Johnson believes he should have been at least the 10th black player in the NHL and that Carnegie, not Willie O’Ree, should have been given the distinction of breaking hockey’s color barrier.
“He was better than Willie O’Ree,” Johnson said. “Herb was a great player, a playmaker. Had vision, had everything. He just didn’t get that opportunity.”
• • •
Racism is an integral part of North American history, but the lesson here goes beyond that.
As it pertains to hockey, racism has a long history too. Here’s something I bet you didn’t know:
During the 1870s the first blacks (in Canada, specifically Halifax, Nova Scotia, where there was a sizeable black settlement) were learning to skate on lakes and ponds in ample numbers that by the mid-1880s just as in baseball the numbers of black children and young men playing hockey would have been sufficient to allow for the first organized all-Black recreational games to be played. By the early 1890s the number of quality Black hockey players would allow for the formation of an all-Black hockey league. … By 1895, (white) media in Halifax was writing about a Colored Hockey League.
That’s according to a book titled “Black Ice: The Lost History of the Colored Hockey League of the Maritimes, 1895-1925.” While plenty has been written about baseball’s Negro League, finding literature about the all-black leagues of the late 19th and early 20th centuries is a tall task. To my knowledge, “Black Ice” is the only book exclusively devoted to the topic.
In baseball circles, by comparison, the Negro League has inspired enough history and baseball romanticists to have its own Hall of Fame. There are 35 Negro League players currently in Baseball’s Hall. Interested in reading about the Negro Leagues? You’ve got options.
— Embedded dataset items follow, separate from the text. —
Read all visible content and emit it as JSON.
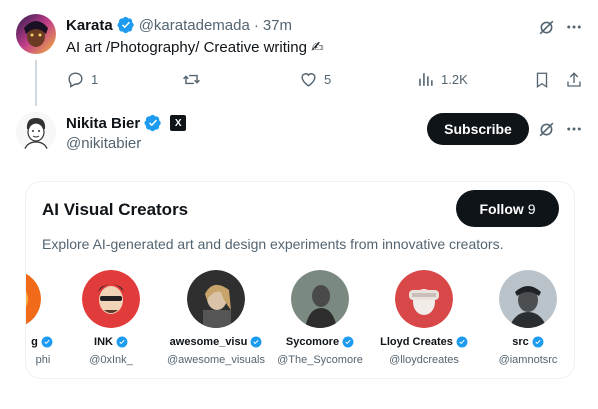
{
  "colors": {
    "accent": "#1d9bf0",
    "text_primary": "#0f1419",
    "text_secondary": "#536471",
    "button_dark": "#0f1419"
  },
  "tweet": {
    "author_name": "Karata",
    "author_handle": "@karatademada",
    "separator": "·",
    "time": "37m",
    "text": "AI art /Photography/ Creative writing ✍",
    "actions": {
      "replies": "1",
      "retweets": "",
      "likes": "5",
      "views": "1.2K"
    },
    "icons": [
      "grok-icon",
      "more-icon",
      "reply-icon",
      "retweet-icon",
      "like-icon",
      "views-icon",
      "bookmark-icon",
      "share-icon"
    ]
  },
  "profile": {
    "name": "Nikita Bier",
    "handle": "@nikitabier",
    "affiliate_badge": "X",
    "subscribe_label": "Subscribe"
  },
  "list_card": {
    "title": "AI Visual Creators",
    "follow_label": "Follow",
    "follow_count": "9",
    "description": "Explore AI-generated art and design experiments from innovative creators.",
    "creators": [
      {
        "name": "g",
        "handle": "phi",
        "avatar_color": "#f06a1a"
      },
      {
        "name": "INK",
        "handle": "@0xInk_",
        "avatar_color": "#e23b3b"
      },
      {
        "name": "awesome_visu",
        "handle": "@awesome_visuals",
        "avatar_color": "#3a3a3a"
      },
      {
        "name": "Sycomore",
        "handle": "@The_Sycomore",
        "avatar_color": "#7b8a80"
      },
      {
        "name": "Lloyd Creates",
        "handle": "@lloydcreates",
        "avatar_color": "#d84848"
      },
      {
        "name": "src",
        "handle": "@iamnotsrc",
        "avatar_color": "#b9c3c9"
      }
    ]
  }
}
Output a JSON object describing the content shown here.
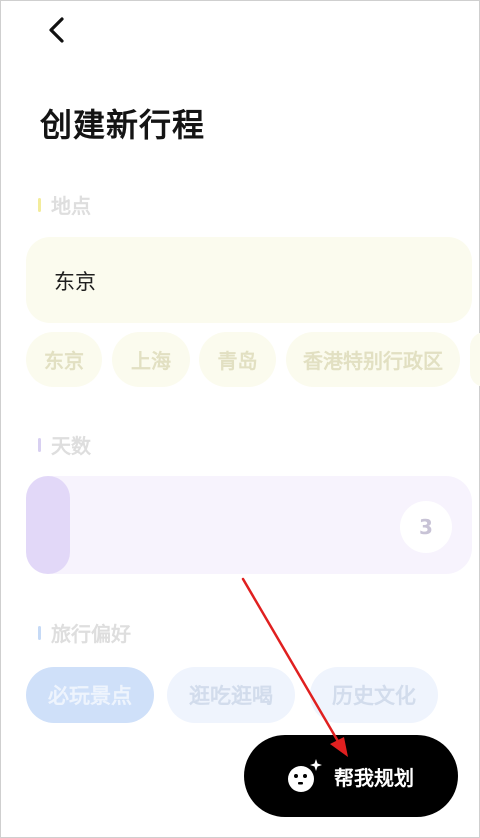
{
  "title": "创建新行程",
  "location": {
    "label": "地点",
    "value": "东京",
    "suggestions": [
      "东京",
      "上海",
      "青岛",
      "香港特别行政区"
    ]
  },
  "days": {
    "label": "天数",
    "value": "3",
    "slider_fraction": 0.1
  },
  "preferences": {
    "label": "旅行偏好",
    "options": [
      "必玩景点",
      "逛吃逛喝",
      "历史文化"
    ],
    "selected": "必玩景点"
  },
  "cta": {
    "label": "帮我规划"
  },
  "colors": {
    "location_accent": "#f3ec9c",
    "days_accent": "#d8d0f1",
    "preference_accent": "#c6daf6",
    "annotation_arrow": "#e02020"
  },
  "icons": {
    "back": "chevron-left-icon",
    "cta": "smiley-sparkle-icon"
  }
}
In hockey circles, it’s a different story, though not one without sentiment. When Carnegie sat down with CBC’s Elliotte Friedman for this interview in 2009, his exclusion from the NHL certainly struck a chord:
• • •
So why isn’t Carnegie in the Hockey Hall of Fame? Storey and Beliveau are on record in support of Carnegie’s Hall campaign. So is O’Ree, who seems like the logical torch-bearer for the present-day campaign.
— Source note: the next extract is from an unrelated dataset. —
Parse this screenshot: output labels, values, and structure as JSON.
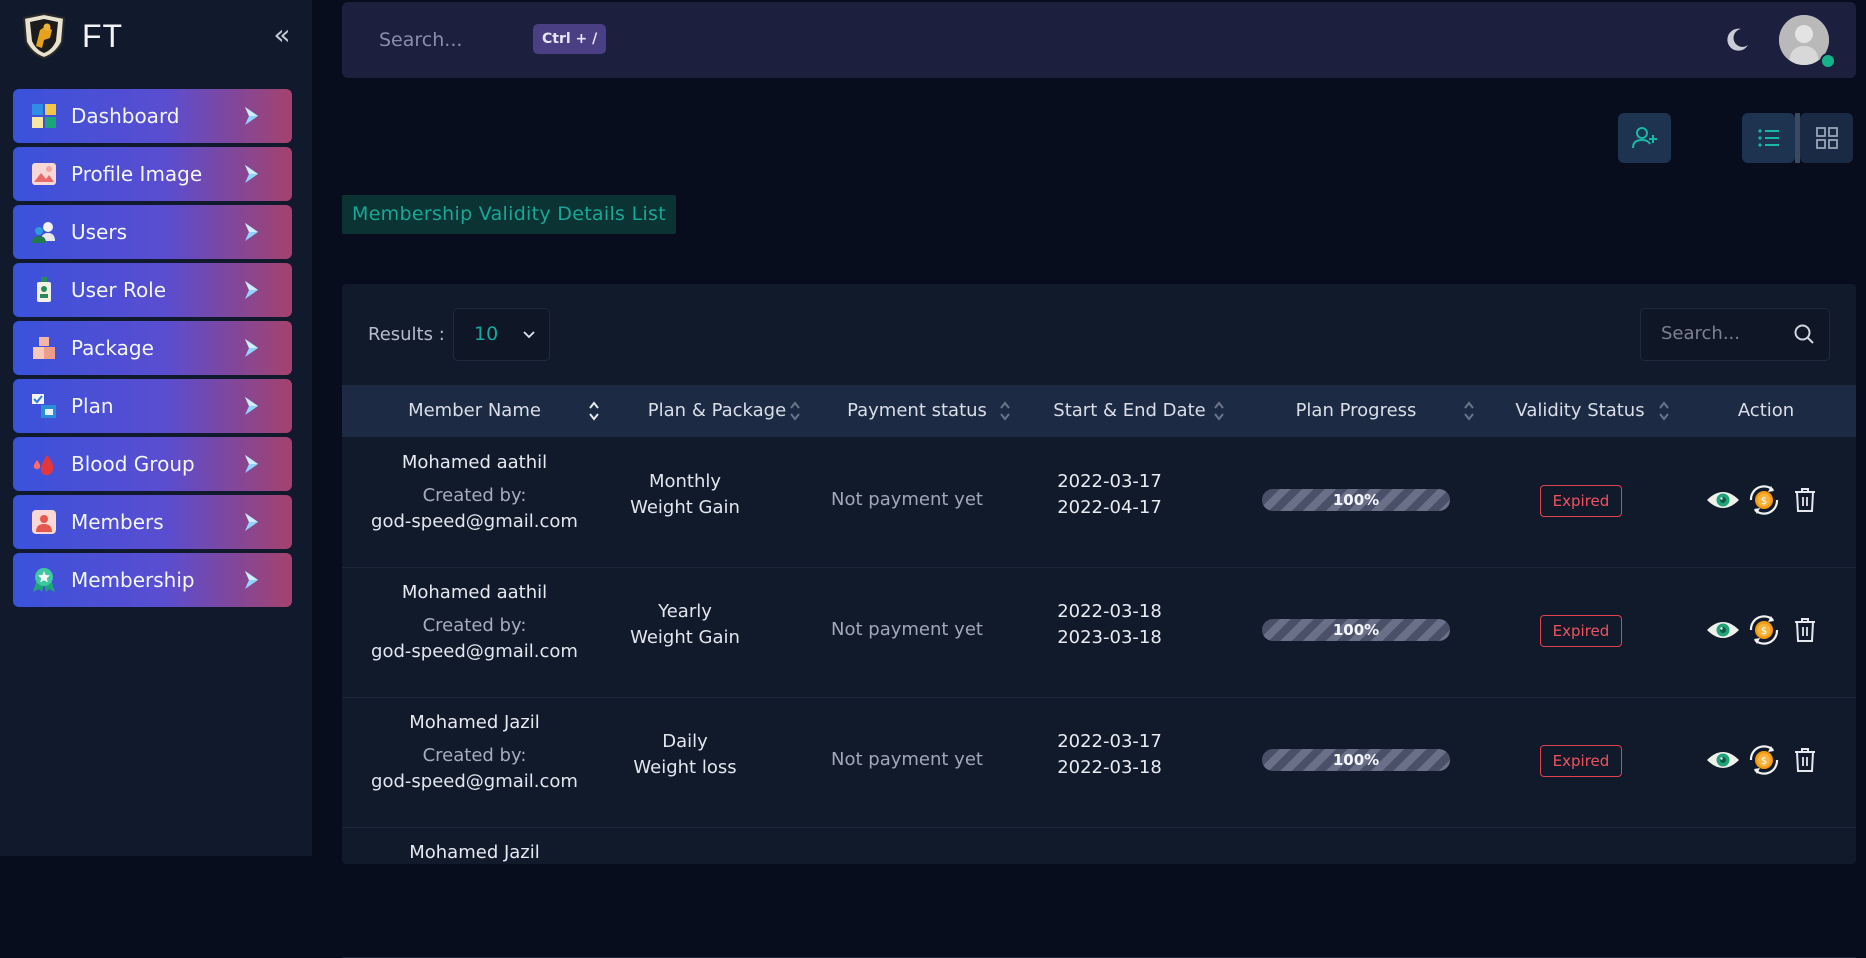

“I don’t know why Herb Carnegie isn’t in the Hockey Hall of Fame,” O’Ree told me in a telephone interview from San Diego.
“It’s a great question,” Johnson said. “But you’re talking to an institution whose selection process has been compared to the Papal Conclave for its secrecy.”
True, that. We know who’s on the committee and, for whatever it’s worth, none of its members are black. We know they meet every June in a building that would blend in with the architecture in the Vatican. For Carnegie to get inducted, veteran hockey writer Stan Fischler told the New York Times, “he has to have a rabbi, a good one, with the selection committee, and no one has stepped up.”
Has Carnegie’s name even been uttered within those walls? We won’t know unless he happens to be inducted, and that hasn’t happened yet.
In the meantime we’d love to ask the Hall of Fame committee itself. But, to quote the prolific writer Rich Hammond of LAKingsInsider.com, “don’t ask for an interview for the same reason I don’t walk onto an airplane and ask the pilot if I can fly it. Everyone already knows the answer.”